Suppose that I have a large sparse matrix with the following pattern:

• the number of nonzeros per column and their locations are fixed
• only matrix block A and B will change and the rest of the matrix stays static; (blocks A and B themselves are also sparse with fixed nonzero locations)

As instructed in the document , i've initialized the above matrix by

• reserving the exact number of nonzeros per column for the column major sparse matrix
• inserting column by column
• inserting from the smallest row index per column

In later part of the program, it's natural to reuse the matrix and only updates the A, B blocks inplace. Possible ways are:

1. accessing existing entries by coeffRef , would introduce binary search so not preferred here.
2. iterating over the outer and inner dimensions as documented here

However, it seems a bit unnecessary to iterate over all nonzero entries since most part of the sparse matrix stays the same.
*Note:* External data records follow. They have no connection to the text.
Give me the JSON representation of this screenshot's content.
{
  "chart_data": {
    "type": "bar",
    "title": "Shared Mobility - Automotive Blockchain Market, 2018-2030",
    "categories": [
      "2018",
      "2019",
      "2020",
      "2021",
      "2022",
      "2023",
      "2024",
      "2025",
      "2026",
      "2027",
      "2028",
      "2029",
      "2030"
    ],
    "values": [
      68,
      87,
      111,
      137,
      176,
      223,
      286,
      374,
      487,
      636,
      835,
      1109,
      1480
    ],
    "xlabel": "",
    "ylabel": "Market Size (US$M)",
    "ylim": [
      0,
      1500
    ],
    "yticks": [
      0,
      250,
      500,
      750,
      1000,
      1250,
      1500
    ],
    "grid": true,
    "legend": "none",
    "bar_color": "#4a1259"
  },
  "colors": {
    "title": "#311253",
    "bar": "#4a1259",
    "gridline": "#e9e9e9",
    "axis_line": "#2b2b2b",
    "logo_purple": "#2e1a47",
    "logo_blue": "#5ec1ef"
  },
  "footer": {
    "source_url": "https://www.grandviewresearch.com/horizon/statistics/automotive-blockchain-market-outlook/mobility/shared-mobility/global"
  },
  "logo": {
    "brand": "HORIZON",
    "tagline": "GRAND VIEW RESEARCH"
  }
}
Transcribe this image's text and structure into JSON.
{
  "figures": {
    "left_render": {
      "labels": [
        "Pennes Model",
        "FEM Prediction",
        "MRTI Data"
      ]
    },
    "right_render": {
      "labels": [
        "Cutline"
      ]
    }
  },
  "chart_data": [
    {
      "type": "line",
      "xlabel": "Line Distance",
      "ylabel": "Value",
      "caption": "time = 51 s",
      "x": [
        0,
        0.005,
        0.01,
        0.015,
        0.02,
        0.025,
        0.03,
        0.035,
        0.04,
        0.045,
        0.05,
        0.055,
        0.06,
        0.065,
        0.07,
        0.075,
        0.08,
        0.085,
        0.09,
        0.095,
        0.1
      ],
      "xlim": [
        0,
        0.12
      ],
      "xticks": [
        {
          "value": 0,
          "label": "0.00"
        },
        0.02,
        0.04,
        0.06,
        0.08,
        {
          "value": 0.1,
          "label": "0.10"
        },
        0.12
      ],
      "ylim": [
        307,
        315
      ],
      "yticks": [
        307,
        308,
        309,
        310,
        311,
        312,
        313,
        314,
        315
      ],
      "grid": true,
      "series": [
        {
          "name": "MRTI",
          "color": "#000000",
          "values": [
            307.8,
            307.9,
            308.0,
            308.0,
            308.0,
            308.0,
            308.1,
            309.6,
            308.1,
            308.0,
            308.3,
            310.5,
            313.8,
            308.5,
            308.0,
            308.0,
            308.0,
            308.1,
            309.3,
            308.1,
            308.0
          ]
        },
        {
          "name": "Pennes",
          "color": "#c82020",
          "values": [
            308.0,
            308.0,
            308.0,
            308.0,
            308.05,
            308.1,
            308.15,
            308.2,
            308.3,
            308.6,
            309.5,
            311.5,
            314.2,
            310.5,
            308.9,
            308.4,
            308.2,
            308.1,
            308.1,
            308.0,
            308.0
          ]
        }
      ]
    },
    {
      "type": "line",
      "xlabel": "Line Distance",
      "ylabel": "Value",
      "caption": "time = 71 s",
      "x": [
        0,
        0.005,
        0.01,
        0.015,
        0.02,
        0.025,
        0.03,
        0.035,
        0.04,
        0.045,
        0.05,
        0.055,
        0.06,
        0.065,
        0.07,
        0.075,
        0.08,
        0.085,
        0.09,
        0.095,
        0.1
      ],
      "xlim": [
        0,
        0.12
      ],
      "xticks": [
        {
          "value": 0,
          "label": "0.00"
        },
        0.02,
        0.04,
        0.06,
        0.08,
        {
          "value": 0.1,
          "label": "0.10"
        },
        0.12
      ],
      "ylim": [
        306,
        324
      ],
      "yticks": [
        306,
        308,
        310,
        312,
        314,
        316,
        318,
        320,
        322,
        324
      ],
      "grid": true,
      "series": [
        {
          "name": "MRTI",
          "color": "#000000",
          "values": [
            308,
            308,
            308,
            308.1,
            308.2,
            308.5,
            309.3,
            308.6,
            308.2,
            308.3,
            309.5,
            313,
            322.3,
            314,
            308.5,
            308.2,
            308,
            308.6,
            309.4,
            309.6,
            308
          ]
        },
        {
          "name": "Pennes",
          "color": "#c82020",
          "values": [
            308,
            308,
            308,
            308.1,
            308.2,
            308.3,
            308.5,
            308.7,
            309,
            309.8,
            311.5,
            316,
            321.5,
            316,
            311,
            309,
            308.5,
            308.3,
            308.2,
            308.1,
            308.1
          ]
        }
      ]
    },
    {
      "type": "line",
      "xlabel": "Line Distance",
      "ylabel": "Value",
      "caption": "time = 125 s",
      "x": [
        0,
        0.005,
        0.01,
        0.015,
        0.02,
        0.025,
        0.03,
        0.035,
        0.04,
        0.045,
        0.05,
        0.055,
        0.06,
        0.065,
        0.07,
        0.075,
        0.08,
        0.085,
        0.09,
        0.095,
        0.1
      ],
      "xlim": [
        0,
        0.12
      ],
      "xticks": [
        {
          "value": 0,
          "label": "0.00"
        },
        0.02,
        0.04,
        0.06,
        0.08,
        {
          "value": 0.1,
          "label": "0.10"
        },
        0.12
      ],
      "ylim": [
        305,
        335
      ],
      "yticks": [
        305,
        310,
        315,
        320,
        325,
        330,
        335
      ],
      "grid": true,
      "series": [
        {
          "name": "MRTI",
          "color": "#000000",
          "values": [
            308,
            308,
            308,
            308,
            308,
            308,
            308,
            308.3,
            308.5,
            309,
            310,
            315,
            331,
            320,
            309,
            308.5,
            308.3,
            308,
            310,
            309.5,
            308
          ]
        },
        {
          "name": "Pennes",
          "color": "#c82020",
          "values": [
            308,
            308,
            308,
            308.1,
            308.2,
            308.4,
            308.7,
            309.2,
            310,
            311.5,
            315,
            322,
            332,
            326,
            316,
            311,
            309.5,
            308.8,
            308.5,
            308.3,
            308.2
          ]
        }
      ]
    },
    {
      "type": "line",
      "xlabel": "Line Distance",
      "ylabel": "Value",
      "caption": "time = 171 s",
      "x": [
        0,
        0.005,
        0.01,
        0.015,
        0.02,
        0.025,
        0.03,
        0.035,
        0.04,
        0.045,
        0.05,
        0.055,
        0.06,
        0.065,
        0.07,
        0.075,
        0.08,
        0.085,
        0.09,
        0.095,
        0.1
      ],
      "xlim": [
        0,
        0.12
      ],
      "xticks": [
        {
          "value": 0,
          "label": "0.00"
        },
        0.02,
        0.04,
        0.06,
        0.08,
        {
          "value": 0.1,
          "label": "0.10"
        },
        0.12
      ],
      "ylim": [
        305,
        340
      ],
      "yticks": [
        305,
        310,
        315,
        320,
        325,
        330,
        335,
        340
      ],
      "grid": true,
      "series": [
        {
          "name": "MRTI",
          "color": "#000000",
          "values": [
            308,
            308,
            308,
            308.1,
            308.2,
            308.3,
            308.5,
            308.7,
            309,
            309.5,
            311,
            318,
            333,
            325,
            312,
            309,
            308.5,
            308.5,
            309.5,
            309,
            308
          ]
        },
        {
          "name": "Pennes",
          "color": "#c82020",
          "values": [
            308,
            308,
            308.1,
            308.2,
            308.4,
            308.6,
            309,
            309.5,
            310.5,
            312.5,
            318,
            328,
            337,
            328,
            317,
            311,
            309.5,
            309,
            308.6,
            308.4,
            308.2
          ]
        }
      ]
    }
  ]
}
Is it possible to update A, B inplace without iterating over all nonzeros in the matrix?

Answer 1

From what I can tell, the InnerIterator can be used used for this and runs in constant time.

Eigen::Index col = 1;
Eigen::Index offset_in_col = 1;

using SparseMatrixD = Eigen::SparseMatrix<double>;
SparseMatrixD mat = ...;

SparseMatrixD::InnerIterator i =
      SparseMatrixD::InnerIterator(mat, col) + offset_in_col;
assert(i.row() == 1);
assert(i.col() == 1);
assert(i.value() == C);

This should access the value C. All you need to know is how many nonzero elements are per column (or inner dimension in general). You don't need to know how many nonzero columns (outer dimensions) are stored because that array ( SparseMatrix.outerIndexPtr() ) has one entry per column.